Donovan’s pioneering embrace of diversion courts is slowly setting the tone in Vermont, and his campaign pledge to end Vermont’s use of private out-of-state prisons is part of what gives Fair hope for the future, he said.
The harshness of private prisons stands in stark contrast to his comparatively benign experience at the work camp in St. Johnsbury, Fair said. Things are relatively good in Vermont, largely because its small population allows reformers to make strides that would be unthinkable elsewhere in the country, he added.

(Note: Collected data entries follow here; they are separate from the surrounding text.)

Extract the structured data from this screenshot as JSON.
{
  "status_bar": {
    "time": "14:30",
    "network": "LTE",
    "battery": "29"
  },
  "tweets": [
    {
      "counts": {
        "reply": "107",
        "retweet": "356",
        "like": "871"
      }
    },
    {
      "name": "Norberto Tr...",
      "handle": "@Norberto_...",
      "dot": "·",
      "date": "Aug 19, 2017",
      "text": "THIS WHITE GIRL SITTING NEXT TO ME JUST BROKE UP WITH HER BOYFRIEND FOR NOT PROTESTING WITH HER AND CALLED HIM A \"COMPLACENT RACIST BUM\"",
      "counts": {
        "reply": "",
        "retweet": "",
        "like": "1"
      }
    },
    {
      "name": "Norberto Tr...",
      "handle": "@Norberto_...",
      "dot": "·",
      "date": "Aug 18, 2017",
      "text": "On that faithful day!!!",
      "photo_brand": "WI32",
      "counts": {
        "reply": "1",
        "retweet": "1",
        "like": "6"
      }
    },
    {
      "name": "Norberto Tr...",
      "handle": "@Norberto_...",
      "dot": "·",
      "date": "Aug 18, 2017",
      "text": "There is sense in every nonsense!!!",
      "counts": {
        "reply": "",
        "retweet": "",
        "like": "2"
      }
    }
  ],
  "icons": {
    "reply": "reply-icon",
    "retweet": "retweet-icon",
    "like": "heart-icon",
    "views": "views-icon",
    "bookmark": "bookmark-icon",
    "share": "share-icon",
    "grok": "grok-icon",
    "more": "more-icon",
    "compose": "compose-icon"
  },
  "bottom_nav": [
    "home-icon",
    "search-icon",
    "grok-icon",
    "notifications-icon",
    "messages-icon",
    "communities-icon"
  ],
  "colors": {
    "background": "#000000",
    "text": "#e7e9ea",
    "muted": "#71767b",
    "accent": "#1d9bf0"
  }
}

The term “mass incarceration” was coined by legal professor Michelle Alexander, who came up as a lawyer with the American Civil Liberties Union in California, a state where criminal justice is far more cruel than in Vermont. One need look no further than the unspooling scandals in the Los Angeles County sheriff’s office and Orange County district attorney’s office for evidence.
Still, Fair would like to see Vermont go even further. He advocates legalizing all drugs.
“Drugs are cheap. The cost comes in prohibition,” Fair said.
At the depths of his addiction, Fair never committed any crimes to support his habit. That’s rare, he said, and looking back it was partly how he rationalized his drug habit.
Most addicts eventually will start stealing for quick cash to buy drugs, he said, having seen friends do it. People hooked on heroin or other opiates have it especially tough because it creates physical dependence, he said. Fair feels lucky heroin was never his thing, but he watched people driven to desperate measures because of dope sickness.
When Vermont prisoners are sorted based on their most serious crime, 30 percent are in jail because of drug or property crimes, according to DOC figures.
All the money that goes into investigating, prosecuting and locking people up for drug offenses could be put toward education, treatment and rehabilitation, Fair contends. What’s lacking is the political will to take that leap, he said.
If Vermont made it so addicts had somewhere to buy and use drugs safely — which also offered education and counseling — it would reduce drug-related crimes, there wouldn’t be dirty needles floating around, and children would be less likely to be exposed to drug use, he said.
Making that pivot, he believes, would over time resolve many of the worst problems facing Vermont, such as the explosion in the number of children in state custody — which officials link to drug addiction.
“Is it going to resolve everything? No. Are there dangerous violent people out there who need to be taken out of society, maybe forever? Yes,” Fair said.
But locking up nonviolent drug addicts isn’t working, because they don’t get the help they need in prison, and when they’re released they go back to their drug-seeking criminal behavior, he said.
“This is something I swear is true: All drug addicts want to be free” of their addiction, Fair said.
It’s not just a theory, either. More than a decade after ruining his shoulder and almost losing his life to his cocaine addiction, Fair has recovered his sobriety.
For the first time since his injury, Fair has also recovered his health. Thanks to shoulder surgery last year, he returned to skydiving for the first time since 2003.
Jumping from a plane and going into freefall is the ultimate expression of freedom, Fair said, and he feels fortunate to have it back. It’s never far from his mind, though, that but for the mercy of a system that frequently shows none, he might just be leaving prison today.
“What good would that have done? What good would it have done if I was just getting out of jail now, or a year ago?” Fair asked.
That’s not just a rhetorical question. It’s one that Fair thinks Vermont can help answer for a country that locks up more of its citizens than any other in the world.